Brad Sondahl's organic garden tips.

Bags of leaves to be spread in the fall.  We also get lots of garbage bags from picking up waste leaves people have already bagged.

    When we first moved to North Idaho and tried to garden, we thought we needed soil.  What we had was gravel.  We spent a lot of time running our "soil" through a sieve to get piles of gravel out of it.  Then we started adding leaves and horse manure. The leaves go on in the fall, and the manure in the spring. We added enough material that now we're gardening mostly on top of our original soil.  Except for root vegetables like carrots, we don't need to till the soil, unless tree roots grow in too much. (We never have had a rototiller--just hand turning with shovel or spade fork)  Our garden is planted mostly in the top layer of composted horse manure.  In case you didn't know, horse manure is less likely to burn than steer or chicken manure, and has proved to be good for all the vegetables we grow.   Carrots, though they like loose sandy soil and don't need so much nitrogen, do well if the soil is well turned with a spade fork and not compacted.
    All this is possible through having a good source of horse manure.  We've got one, though we have to wait until he's ready to clean his horse enclosure, so it's nice to have an area to start on earlier.  In our case we have two gardens, at our two residences, and this year we're going to see how the old garden does without a yearly dose of manure.
    In case you're not so blessed with manure as we are, you can also plant in clumps or rows, putting the manure you have right where it will be used, instead of the traditional way of spreading it over the whole garden...  I did that at the new garden last year, when it was in fairly bad shape. This year I'm hoping to not just put the manure in rows, but it did work...
    Later I learned a similar kind of gardening has been dubbed "Lasagna gardening," due to the layers.

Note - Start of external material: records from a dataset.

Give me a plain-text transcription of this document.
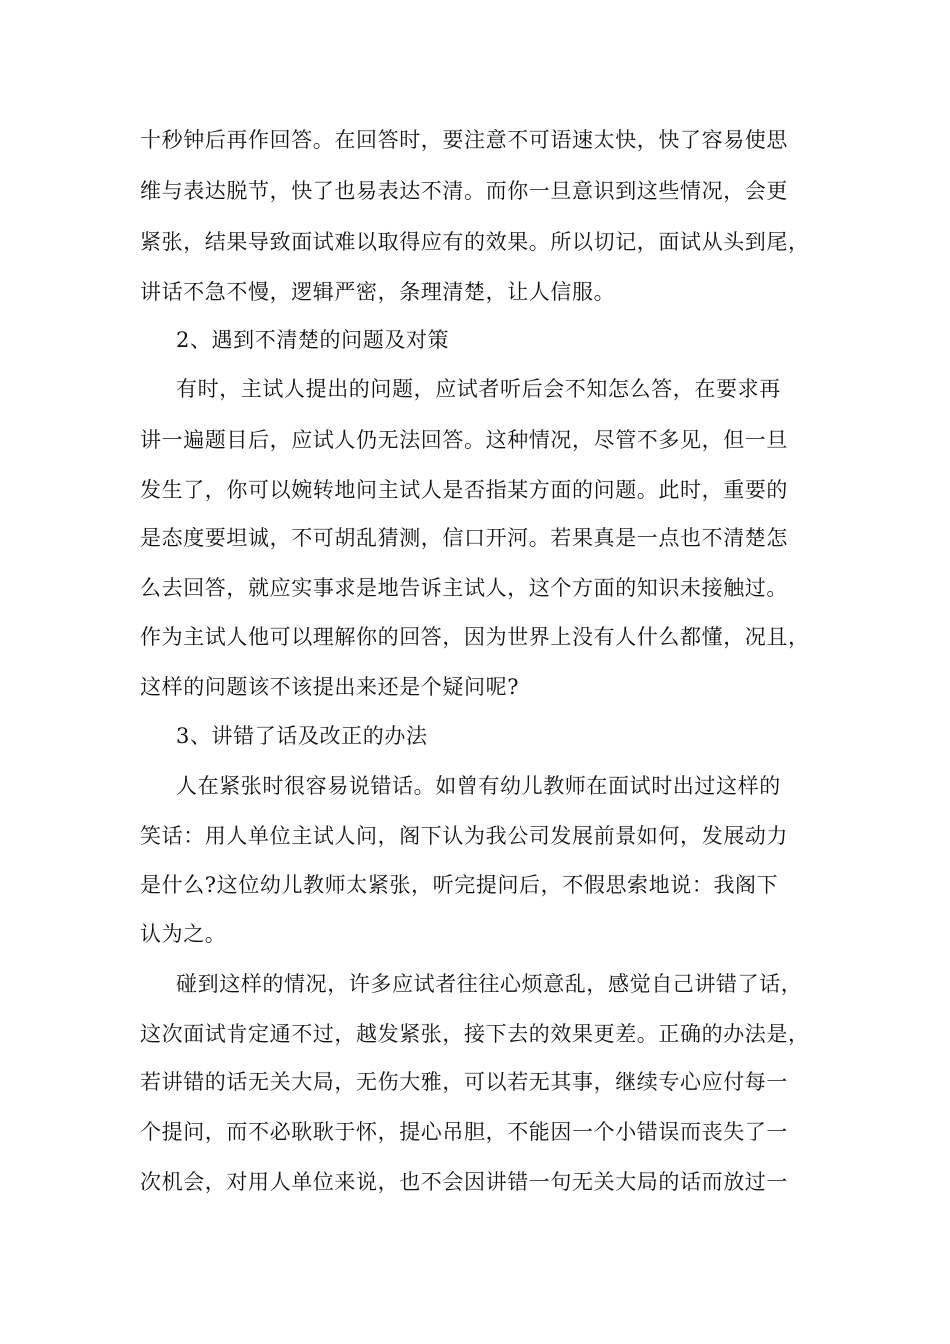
十秒钟后再作回答。在回答时，要注意不可语速太快，快了容易使思
维与表达脱节，快了也易表达不清。而你一旦意识到这些情况，会更
紧张，结果导致面试难以取得应有的效果。所以切记，面试从头到尾，
讲话不急不慢，逻辑严密，条理清楚，让人信服。
2、遇到不清楚的问题及对策
有时，主试人提出的问题，应试者听后会不知怎么答，在要求再
讲一遍题目后，应试人仍无法回答。这种情况，尽管不多见，但一旦
发生了，你可以婉转地问主试人是否指某方面的问题。此时，重要的
是态度要坦诚，不可胡乱猜测，信口开河。若果真是一点也不清楚怎
么去回答，就应实事求是地告诉主试人，这个方面的知识未接触过。
作为主试人他可以理解你的回答，因为世界上没有人什么都懂，况且，
这样的问题该不该提出来还是个疑问呢?
3、讲错了话及改正的办法
人在紧张时很容易说错话。如曾有幼儿教师在面试时出过这样的
笑话：用人单位主试人问，阁下认为我公司发展前景如何，发展动力
是什么?这位幼儿教师太紧张，听完提问后，不假思索地说：我阁下
认为之。
碰到这样的情况，许多应试者往往心烦意乱，感觉自己讲错了话，
这次面试肯定通不过，越发紧张，接下去的效果更差。正确的办法是，
若讲错的话无关大局，无伤大雅，可以若无其事，继续专心应付每一
个提问，而不必耿耿于怀，提心吊胆，不能因一个小错误而丧失了一
次机会，对用人单位来说，也不会因讲错一句无关大局的话而放过一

If you have root maggots in your area, you'll know it, as they eat onion roots and crucifers (cabbage family), and cause them all to shrivel and die.  We have them in the Northwest.  My organic prevention is to cut 3 inch squares of rubber inner tube material, and then cut in toward the middle from one side, halfway.  Then move the scissor in to the middle and make a couple cuts going out, about 1/2 inch long--these are to allow growth expansion.  The resulting cuts resemble a chicken foot.  Place these around the seedlings flat on the ground as they are set out, and most of the little flies that lay the eggs will be defeated.